In diesem Autoritätsdiskurs der Moderne ist Autorität eng mit der Macht verbunden, dem rechtlichen pouvoir oder der nackten Fähigkeit, physische Gewalt auszuüben. Ihr begrifflicher Ursprung im römischen Recht legt aber etwas anderes nahe. «Auctoritas» stammt vom Verb augere ab und kann mit «vermehren, zunehmen, wachsen lassen» übersetzt werden. Im römischen Recht beziehen sich «auctoritas» und «auctor» auf jemanden, der durch den Verkauf einer Sache einen anderen reicher gemacht, also zur Mehrung seines Vermögens beigetragen hat. In der römischen Staatsordnung bildete sich dann das klassische Gegensatzpaar von «auctoritas» und «potestas» heraus. Erstere lag beim Senat, letztere bei den Konsuln oder Prätoren, die die zivile bzw. militärische Befehlsgewalt innehatten. Autorität liegt hier also gerade nicht beim Träger rechtlicher Vollmacht oder Zwangsgewalt.

Hannah Arendt hat 1955 in einem grundlegenden Aufsatz mit dem Titel «Was ist Autorität?» festgehalten, dass Autorität die Ausübung von Zwang geradezu ausschließt. Dennoch ist die Sphäre der Autorität nicht die des herrschaftsfreien Diskurses. Sie ist hierarchisch strukturiert, aber auf eine sanftere, indirektere Art als der Raum der potestas. «Will man also Autorität überhaupt definieren», schreibt Arendt, «so würde es sich vor allem darum handeln, sie klar sowohl gegen Zwang durch Gewalt wie gegen Überzeugen durch Argumente abzugrenzen. Denn die autoritäre Beziehung zwischen dem, der befiehlt, und dem, der gehorcht, beruht weder auf einer beiden Teilen gemeinsamen Vernunft noch auf der Macht des Befehlenden. Was beide gemeinsam haben, ist die Hierarchie selber, deren Legitimität beide Parteien anerkennen und die jedem von ihnen seinen von ihr vorbestimmten, unveränderten Platz anweist.»

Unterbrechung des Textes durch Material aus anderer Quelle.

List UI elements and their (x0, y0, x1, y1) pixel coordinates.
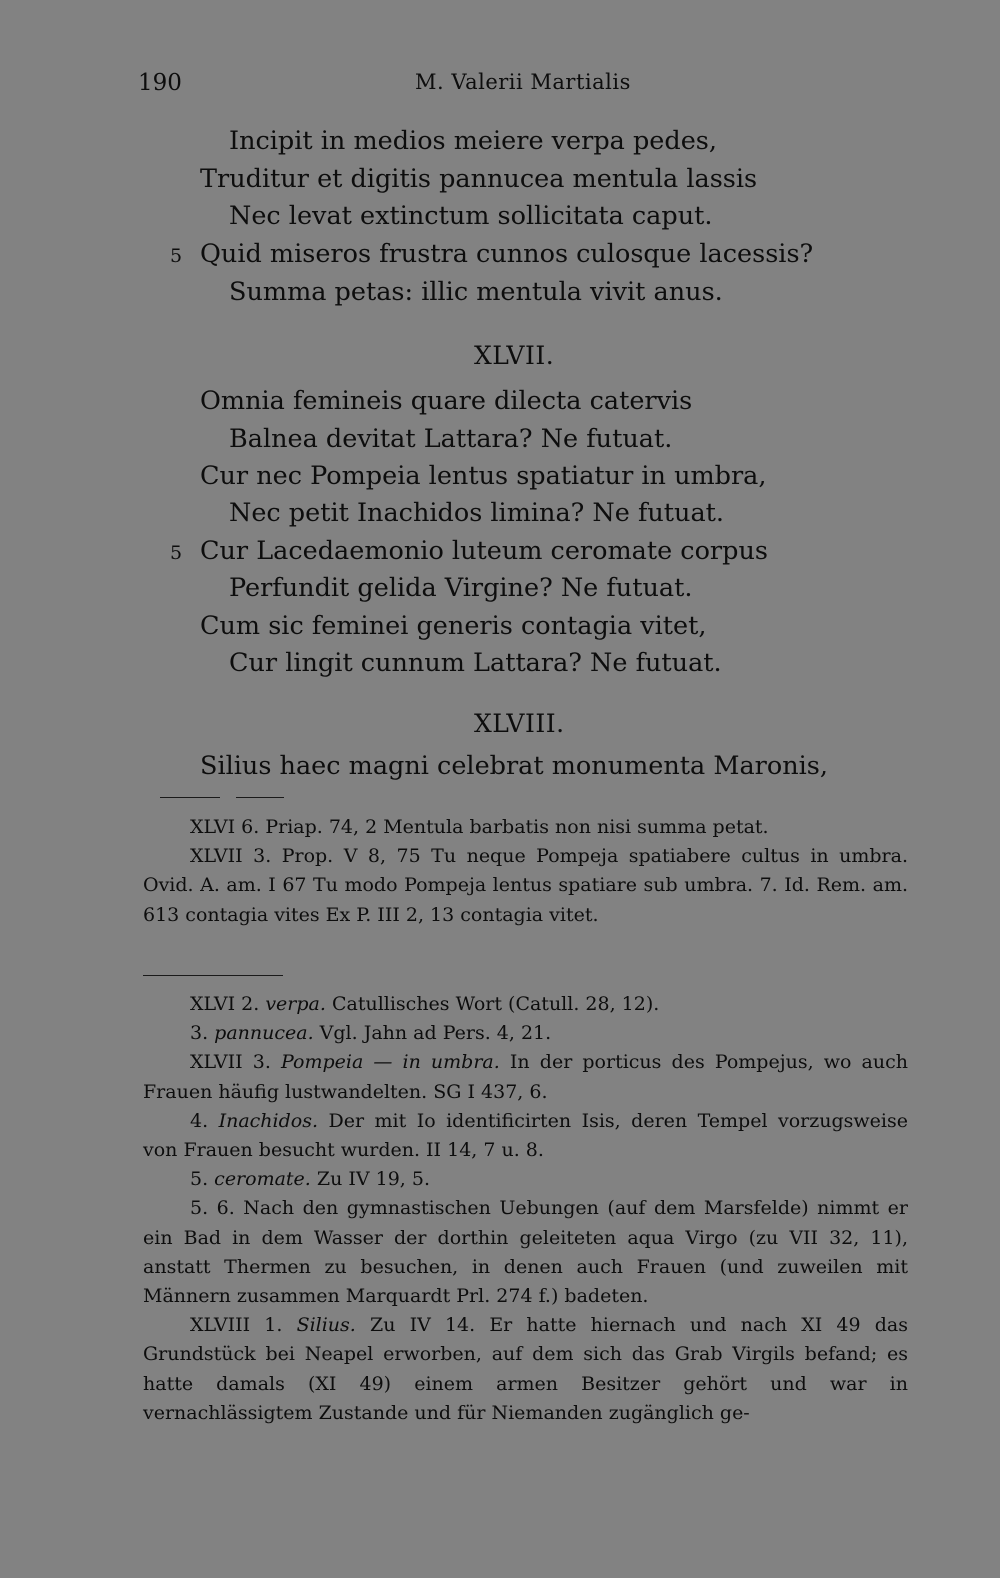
verse-line: Nec petit Inachidos limina? Ne futuat. (229, 498, 725, 528)
verse-line: Perfundit gelida Virgine? Ne futuat. (229, 573, 693, 603)
note-lemma: Silius. (296, 1314, 356, 1337)
line-number: 5 (170, 542, 183, 564)
note-ref: XLVI 2. (190, 993, 266, 1015)
commentary (143, 990, 908, 1428)
note-ref: 5. 6. (190, 1197, 244, 1220)
note-text: In der porticus des Pompejus, wo auch Frauen häufig lustwandelten. SG I 437, 6. (143, 1051, 908, 1103)
note-lemma: verpa. (265, 993, 326, 1015)
note-text: Nach den gymnastischen Uebungen (auf dem Marsfelde) nimmt er ein Bad in dem Wasser der dorthin geleiteten aqua Virgo (zu VII 32, 11), anstatt Thermen zu besuchen, in denen auch Frauen (und zuweilen mit Männern zusammen Marquardt Prl. 274 f.) badeten. (143, 1197, 909, 1308)
verse-line: Truditur et digitis pannucea mentula lassis (200, 164, 758, 194)
note-lemma: Pompeia — in umbra. (280, 1051, 500, 1074)
section-rule (160, 797, 220, 798)
section-rule (143, 975, 283, 976)
verse-line: Nec levat extinctum sollicitata caput. (229, 201, 713, 231)
note-lemma: pannucea. (214, 1022, 314, 1045)
parallels-apparatus (143, 813, 908, 930)
commentary-note (143, 990, 908, 1019)
note-text: Zu IV 14. Er hatte hiernach und nach XI 49 das Grundstück bei Neapel erworben, auf dem sich das Grab Virgils befand; es hatte damals (XI 49) einem armen Besitzer gehört und war in vernachlässigtem Zustande und für Niemanden zugänglich ge- (143, 1314, 908, 1424)
note-text: Catullisches Wort (Catull. 28, 12). (325, 993, 660, 1015)
verse-line: Cur Lacedaemonio luteum ceromate corpus (200, 536, 768, 566)
verse-line: Summa petas: illic mentula vivit anus. (229, 277, 723, 307)
running-title: M. Valerii Martialis (415, 70, 631, 94)
verse-line: Silius haec magni celebrat monumenta Maronis, (200, 751, 828, 781)
commentary-note (143, 1019, 908, 1048)
note-text: Der mit Io identificirten Isis, deren Tempel vorzugsweise von Frauen besucht wurden. II 14, 7 u. 8. (143, 1109, 908, 1162)
commentary-note (143, 1165, 908, 1194)
poem-heading: XLVIII. (474, 709, 565, 738)
commentary-note (143, 1107, 908, 1165)
note-paragraph: XLVI 6. Priap. 74, 2 Mentula barbatis non nisi summa petat. (190, 816, 769, 838)
note-lemma: Inachidos. (218, 1109, 319, 1132)
note-paragraph: XLVII 3. Prop. V 8, 75 Tu neque Pompeja spatiabere cultus in umbra. Ovid. A. am. I 67 Tu modo Pompeja lentus spatiare sub umbra. 7. Id. Rem. am. 613 contagia vites Ex P. III 2, 13 contagia vitet. (143, 845, 908, 926)
commentary-note (143, 1194, 908, 1311)
verse-line: Cum sic feminei generis contagia vitet, (200, 611, 707, 641)
note-ref: 4. (190, 1109, 219, 1132)
page-number: 190 (138, 70, 182, 96)
note-text: Vgl. Jahn ad Pers. 4, 21. (313, 1022, 552, 1045)
note-ref: 3. (190, 1022, 215, 1045)
section-rule (236, 797, 284, 798)
verse-line: Cur nec Pompeia lentus spatiatur in umbra, (200, 461, 767, 491)
verse-line: Cur lingit cunnum Lattara? Ne futuat. (229, 648, 722, 678)
note-text: Zu IV 19, 5. (310, 1168, 431, 1191)
commentary-note (143, 1048, 908, 1106)
verse-line: Quid miseros frustra cunnos culosque lacessis? (200, 239, 814, 269)
running-header (0, 70, 1000, 100)
poem-heading: XLVII. (474, 341, 555, 370)
verse-line: Balnea devitat Lattara? Ne futuat. (229, 424, 673, 454)
note-ref: XLVII 3. (190, 1051, 281, 1074)
note-ref: XLVIII 1. (190, 1314, 297, 1337)
note-lemma: ceromate. (214, 1168, 311, 1191)
commentary-note (143, 1311, 908, 1428)
note-ref: 5. (190, 1168, 215, 1191)
verse-line: Incipit in medios meiere verpa pedes, (229, 126, 717, 156)
verse-line: Omnia femineis quare dilecta catervis (200, 386, 693, 416)
line-number: 5 (170, 245, 183, 267)
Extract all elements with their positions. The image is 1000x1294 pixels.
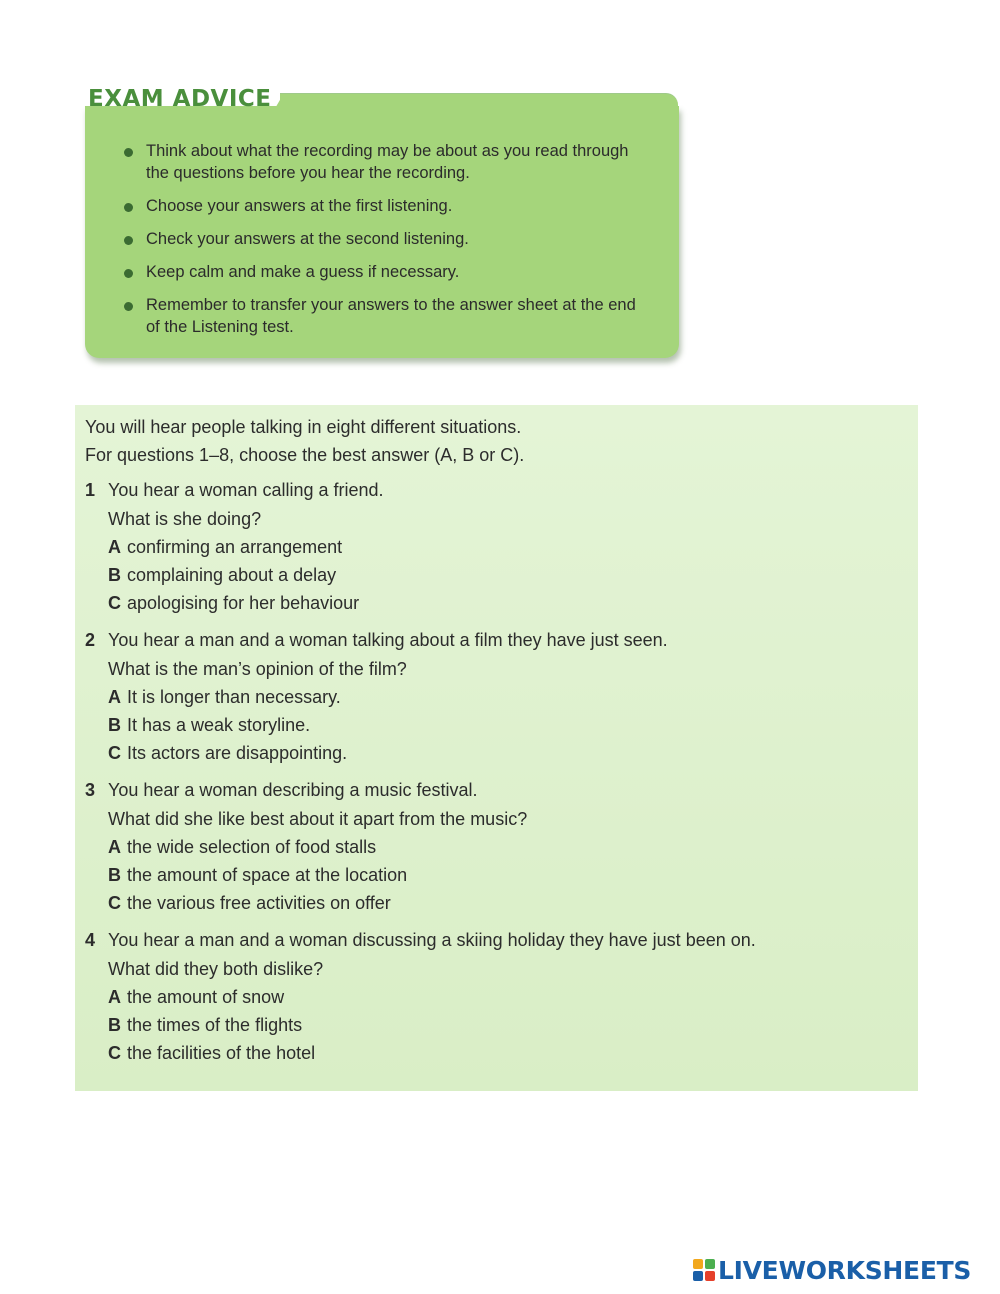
advice-item	[120, 140, 650, 184]
option-letter: C	[108, 1043, 121, 1064]
advice-tab	[280, 93, 678, 108]
instruction-line: For questions 1–8, choose the best answer (A, B or C).	[85, 445, 525, 466]
question-context: You hear a woman calling a friend.	[108, 480, 384, 501]
advice-item	[120, 261, 650, 283]
bullet-icon	[124, 269, 133, 278]
question-prompt: What is she doing?	[108, 508, 262, 529]
advice-item-text: Keep calm and make a guess if necessary.	[146, 263, 460, 281]
question-content	[85, 413, 905, 1067]
option-letter: C	[108, 893, 121, 914]
answer-option-a[interactable]	[108, 833, 905, 861]
option-text: It is longer than necessary.	[127, 686, 341, 707]
answer-option-c[interactable]	[108, 1039, 905, 1067]
option-letter: A	[108, 686, 121, 707]
question-number: 1	[85, 480, 96, 501]
option-letter: C	[108, 593, 121, 614]
option-letter: B	[108, 1015, 121, 1036]
answer-option-b[interactable]	[108, 1011, 905, 1039]
logo-square	[693, 1271, 703, 1281]
logo-square	[693, 1259, 703, 1269]
advice-item	[120, 294, 650, 338]
liveworksheets-logo	[693, 1255, 971, 1285]
option-text: the various free activities on offer	[127, 893, 391, 914]
advice-item	[120, 195, 650, 217]
question-prompt: What is the man’s opinion of the film?	[108, 658, 407, 679]
advice-item-text: Check your answers at the second listening.	[146, 230, 469, 248]
advice-item-text: Think about what the recording may be about as you read through the questions before you hear the recording.	[146, 142, 629, 182]
option-text: It has a weak storyline.	[127, 715, 311, 736]
answer-option-c[interactable]	[108, 889, 905, 917]
instructions	[85, 413, 905, 469]
advice-item-text: Remember to transfer your answers to the answer sheet at the end of the Listening test.	[146, 296, 636, 336]
option-text: complaining about a delay	[127, 565, 337, 586]
question-2	[85, 626, 905, 767]
bullet-icon	[124, 302, 133, 311]
answer-option-c[interactable]	[108, 739, 905, 767]
logo-square	[705, 1259, 715, 1269]
option-text: confirming an arrangement	[127, 536, 343, 557]
answer-option-b[interactable]	[108, 861, 905, 889]
answer-option-c[interactable]	[108, 589, 905, 617]
option-letter: A	[108, 836, 121, 857]
option-letter: B	[108, 865, 121, 886]
option-text: the times of the flights	[127, 1015, 303, 1036]
option-letter: B	[108, 715, 121, 736]
question-number: 2	[85, 630, 96, 651]
answer-option-b[interactable]	[108, 561, 905, 589]
advice-item	[120, 228, 650, 250]
option-text: the amount of space at the location	[127, 865, 408, 886]
question-1	[85, 476, 905, 617]
logo-square	[705, 1271, 715, 1281]
logo-mark-icon	[693, 1259, 715, 1281]
answer-option-a[interactable]	[108, 533, 905, 561]
question-3	[85, 776, 905, 917]
instruction-line: You will hear people talking in eight different situations.	[85, 417, 522, 437]
question-context: You hear a man and a woman discussing a skiing holiday they have just been on.	[108, 930, 756, 951]
question-4	[85, 926, 905, 1067]
logo-text: LIVEWORKSHEETS	[718, 1255, 972, 1285]
answer-option-b[interactable]	[108, 711, 905, 739]
option-letter: A	[108, 986, 121, 1007]
question-prompt: What did she like best about it apart from the music?	[108, 808, 528, 829]
advice-item-text: Choose your answers at the first listening.	[146, 197, 453, 215]
exam-advice-list	[120, 140, 650, 349]
question-context: You hear a man and a woman talking about a film they have just seen.	[108, 630, 668, 651]
option-letter: B	[108, 565, 121, 586]
bullet-icon	[124, 203, 133, 212]
question-prompt: What did they both dislike?	[108, 958, 324, 979]
answer-option-a[interactable]	[108, 683, 905, 711]
bullet-icon	[124, 148, 133, 157]
answer-option-a[interactable]	[108, 983, 905, 1011]
option-text: apologising for her behaviour	[127, 593, 360, 614]
question-number: 4	[85, 930, 96, 951]
option-text: the amount of snow	[127, 986, 285, 1007]
option-text: Its actors are disappointing.	[127, 743, 348, 764]
question-context: You hear a woman describing a music festival.	[108, 780, 478, 801]
option-letter: C	[108, 743, 121, 764]
question-number: 3	[85, 780, 96, 801]
option-letter: A	[108, 536, 121, 557]
option-text: the wide selection of food stalls	[127, 836, 377, 857]
exam-advice-title: EXAM ADVICE	[88, 86, 272, 112]
option-text: the facilities of the hotel	[127, 1043, 316, 1064]
bullet-icon	[124, 236, 133, 245]
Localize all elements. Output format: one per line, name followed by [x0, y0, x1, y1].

Das Christentum und die christliche Theologie haben mit keinem dieser beiden Kontexte unmittelbar etwas zu tun. In ihren Ursprüngen hatten sie keinen Kontakt mit dem römischen Zivil- und Staatsrecht, so sehr sich das entstehende Kirchenrecht auf der Basis römischen Rechtsdenkens entwickelt hat und es bis heute von ihm geprägt ist. Auch sind Christentum und Theologie, so tief sie in die politische Geschichte der europäischen Moderne verwickelt sein mögen, nicht per se darauf festgelegt, sich am europäischen Diskurs um Autorität und Freiheit abzuarbeiten. Es gab und gibt das Christentum vor und außerhalb dieses Diskurses. Vor allem aber ist das Christentum keine politische Religion und die seinen Überzeugungskanon reflektierende Theologie keine politische Wissenschaft. Der christliche Glaube ist nicht in erster Linie an der Organisation des politischen Gemeinwesens interessiert und damit auch weder an politischer Freiheit noch an politischer Autorität als solcher. Damit soll nicht gesagt sein, dass das Christentum keine Konsequenzen für die politische Ordnung hat. Aber diese Konsequenzen sind mittelbare.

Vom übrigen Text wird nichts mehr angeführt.